Kerusakan objek pusaka budaya, khususnya yang tergolong tangible (teraga) akan semakin cepat mengalami penurunan kualitas bahkan mungkin saja demolisi “hancur” karena tekanan pengaruh perubahan iklim yang semakin kritis dan semakin sulit diramal. Perubahan iklim akan memporak porandakan ekosistem kehidupan dan penghidupan manusia di atas bumi tanpa terkecuali, bahkan kian parah ketika gas rumah kaca (GRK) menyelimuti bumi yang kita pijak bersama.
Apa itu Perubahan Iklim sehingga penting dibahas, khususnya bagi kepentingan objek dan aset heritage?
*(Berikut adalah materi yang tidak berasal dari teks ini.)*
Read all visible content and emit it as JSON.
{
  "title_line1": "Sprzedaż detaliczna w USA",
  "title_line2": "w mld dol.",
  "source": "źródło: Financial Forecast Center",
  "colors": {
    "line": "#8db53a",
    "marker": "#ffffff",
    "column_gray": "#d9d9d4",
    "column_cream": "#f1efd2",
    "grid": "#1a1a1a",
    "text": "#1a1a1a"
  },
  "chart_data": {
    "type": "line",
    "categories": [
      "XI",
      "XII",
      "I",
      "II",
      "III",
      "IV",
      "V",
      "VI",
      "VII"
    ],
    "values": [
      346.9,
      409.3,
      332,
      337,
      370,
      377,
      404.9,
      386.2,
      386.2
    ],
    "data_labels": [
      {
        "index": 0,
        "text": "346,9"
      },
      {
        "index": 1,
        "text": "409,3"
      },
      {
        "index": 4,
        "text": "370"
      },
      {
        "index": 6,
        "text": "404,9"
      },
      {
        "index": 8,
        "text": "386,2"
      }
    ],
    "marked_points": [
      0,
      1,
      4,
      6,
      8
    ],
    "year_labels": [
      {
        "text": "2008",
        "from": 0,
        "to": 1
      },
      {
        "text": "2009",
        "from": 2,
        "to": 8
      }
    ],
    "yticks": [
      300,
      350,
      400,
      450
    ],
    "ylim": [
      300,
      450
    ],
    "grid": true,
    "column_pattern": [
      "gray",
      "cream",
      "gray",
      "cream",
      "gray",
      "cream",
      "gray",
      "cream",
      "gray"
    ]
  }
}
Perubahan iklim adalah perubahan jangka panjang dalam distribusi pola cuaca. Perubahan iklim dapat terjadi di seluruh wilayah bumi. Dari sumber yang diperoleh disebutkan bahwa sistem iklim dapat bedakan atas lima bagian yang saling berinteraksi yaitu: atmosfer, hidrosfer, kriosfer (es dan permafrost), biosfer (makhluk hidup), dan litosfer (kerak bumi dan mantel atas). Sistem iklim menerima hampir semua energinya dari matahari. Diduga pergeseran atau tumbukan lempeng bumi yang mengakibatkan gempa maupun tsunami adalah salah satu akibat dari perubahan iklim.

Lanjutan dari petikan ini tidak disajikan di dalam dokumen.